A man. Tall, dark and not unlike Victor. But not Victor.
Just a man.
His two children—just children.
Donna collapsed onto the freshly mowed green grass of the front lawn.
She had never seen colors quite like these before, Donna realized, regarding them intensely, wondering only briefly where she was, how she had gotten here. Greens, lush greens, and rain-darkened browns and blacks. Like a painting by Georges Rousseau. It
was
a painting by Georges Rousseau, she decided, except that that was blatantly impossible.
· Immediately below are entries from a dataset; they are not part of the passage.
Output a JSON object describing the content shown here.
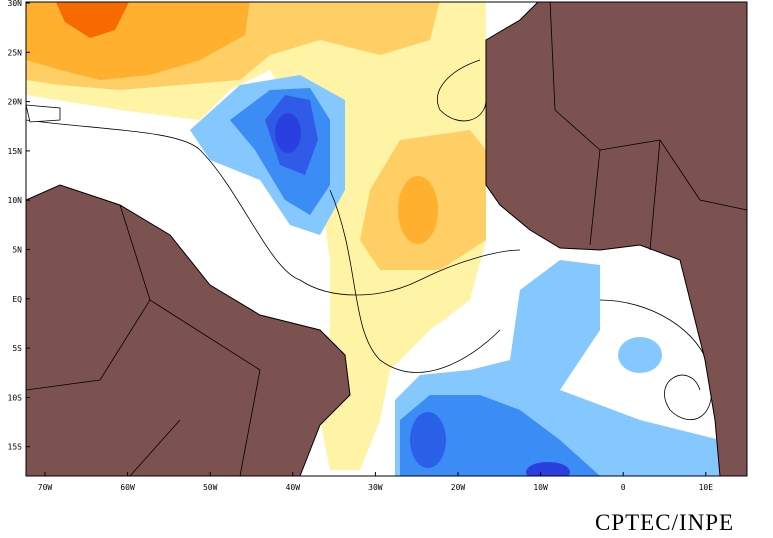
{
  "map": {
    "lat_labels": [
      "30N",
      "25N",
      "20N",
      "15N",
      "10N",
      "5N",
      "EQ",
      "5S",
      "10S",
      "15S"
    ],
    "lon_labels": [
      "70W",
      "60W",
      "50W",
      "40W",
      "30W",
      "20W",
      "10W",
      "0",
      "10E"
    ],
    "credit": "CPTEC/INPE"
  }
}
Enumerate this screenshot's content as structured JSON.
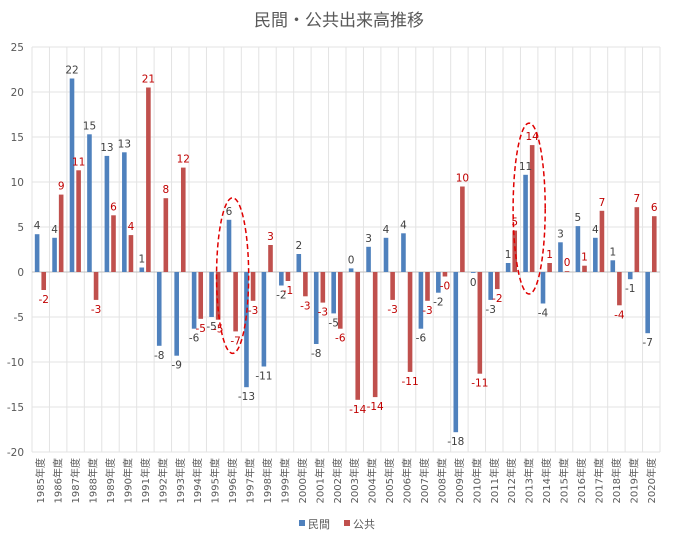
{
  "chart_data": {
    "type": "bar",
    "title": "民間・公共出来高推移",
    "xlabel": "",
    "ylabel": "",
    "ylim": [
      -20,
      25
    ],
    "yticks": [
      -20,
      -15,
      -10,
      -5,
      0,
      5,
      10,
      15,
      20,
      25
    ],
    "grid": true,
    "legend_position": "bottom",
    "categories": [
      "1985年度",
      "1986年度",
      "1987年度",
      "1988年度",
      "1989年度",
      "1990年度",
      "1991年度",
      "1992年度",
      "1993年度",
      "1994年度",
      "1995年度",
      "1996年度",
      "1997年度",
      "1998年度",
      "1999年度",
      "2000年度",
      "2001年度",
      "2002年度",
      "2003年度",
      "2004年度",
      "2005年度",
      "2006年度",
      "2007年度",
      "2008年度",
      "2009年度",
      "2010年度",
      "2011年度",
      "2012年度",
      "2013年度",
      "2014年度",
      "2015年度",
      "2016年度",
      "2017年度",
      "2018年度",
      "2019年度",
      "2020年度"
    ],
    "series": [
      {
        "name": "民間",
        "color": "#4F81BD",
        "label_color": "#404040",
        "values": [
          4.2,
          3.8,
          21.5,
          15.3,
          12.9,
          13.3,
          0.5,
          -8.2,
          -9.3,
          -6.3,
          -5.0,
          5.8,
          -12.8,
          -10.5,
          -1.5,
          2.0,
          -8.0,
          -4.6,
          0.4,
          2.8,
          3.8,
          4.3,
          -6.3,
          -2.3,
          -17.8,
          -0.1,
          -3.1,
          1.0,
          10.8,
          -3.5,
          3.3,
          5.1,
          3.8,
          1.3,
          -0.8,
          -6.8
        ],
        "labels": [
          "4",
          "4",
          "22",
          "15",
          "13",
          "13",
          "1",
          "-8",
          "-9",
          "-6",
          "-5",
          "6",
          "-13",
          "-11",
          "-2",
          "2",
          "-8",
          "-5",
          "0",
          "3",
          "4",
          "4",
          "-6",
          "-2",
          "-18",
          "0",
          "-3",
          "1",
          "11",
          "-4",
          "3",
          "5",
          "4",
          "1",
          "-1",
          "-7"
        ]
      },
      {
        "name": "公共",
        "color": "#C0504D",
        "label_color": "#C00000",
        "values": [
          -2.0,
          8.6,
          11.3,
          -3.1,
          6.3,
          4.1,
          20.5,
          8.2,
          11.6,
          -5.2,
          -5.3,
          -6.6,
          -3.2,
          3.0,
          -1.0,
          -2.7,
          -3.4,
          -6.3,
          -14.2,
          -13.9,
          -3.1,
          -11.1,
          -3.2,
          -0.5,
          9.5,
          -11.3,
          -1.9,
          4.6,
          14.1,
          1.0,
          0.1,
          0.7,
          6.8,
          -3.7,
          7.2,
          6.2
        ],
        "labels": [
          "-2",
          "9",
          "11",
          "-3",
          "6",
          "4",
          "21",
          "8",
          "12",
          "-5",
          "-5",
          "-7",
          "-3",
          "3",
          "-1",
          "-3",
          "-3",
          "-6",
          "-14",
          "-14",
          "-3",
          "-11",
          "-3",
          "-0",
          "10",
          "-11",
          "-2",
          "5",
          "14",
          "1",
          "0",
          "1",
          "7",
          "-4",
          "7",
          "6"
        ]
      }
    ],
    "annotations": [
      {
        "shape": "dashed-ellipse",
        "color": "#E00000",
        "around": [
          "1996年度"
        ]
      },
      {
        "shape": "dashed-ellipse",
        "color": "#E00000",
        "around": [
          "2013年度"
        ]
      }
    ]
  }
}
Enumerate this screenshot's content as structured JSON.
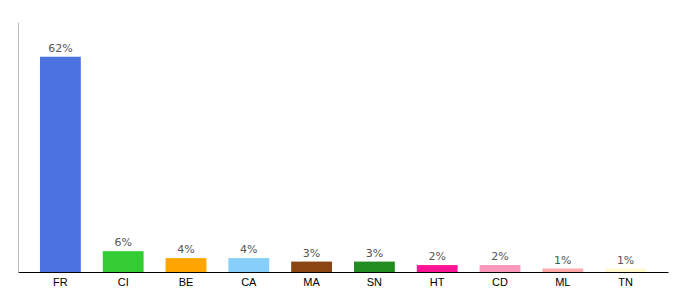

What, after all, was she doing walking around in a painting by Georges Rousseau?
She stepped down into the moss and felt her foot instantly beginning to sink, the sudden slime worming up her shin, feeling cold and strangely wet against her leg, sticking to her like dozens of thirsty bloodsuckers. She pulled her foot up, horrified to find a bright royal blue snake coiled around her ankle. She tried to shake it loose. It clung to her as if its royal blue skin were her own.
The jungle—it was a jungle, she could see that now—began to draw closer around her, the branches from the
trees all straining to touch her, the branches suddenly possessed of suction cups at their outermost tips, the suction cups opening and closing obscenely.
When she looked at her feet again, the blue snake was gone. The surface of the ground was clear and transparent. Beneath her, she could see fish swimming, eels wriggling just under her toes, corals swaying out to her provocatively, inviting her to swim. Suddenly, she was up to her neck, swimming through the jungle, watching the lower half of her body as if it belonged to someone else, seeing her bare legs treading in the stillness, seeing the vibrant flesh-colored animal—what kind of animal was it? She wondered briefly, watching as its snaillike body and humanlike hands approached her, found her, wrapped itself around her and pulled her. Down. Down.
Beneath the surface. Her head disappearing below the renewed slime, her nostrils filling with quicksand. I can’t breathe. I can’t breathe.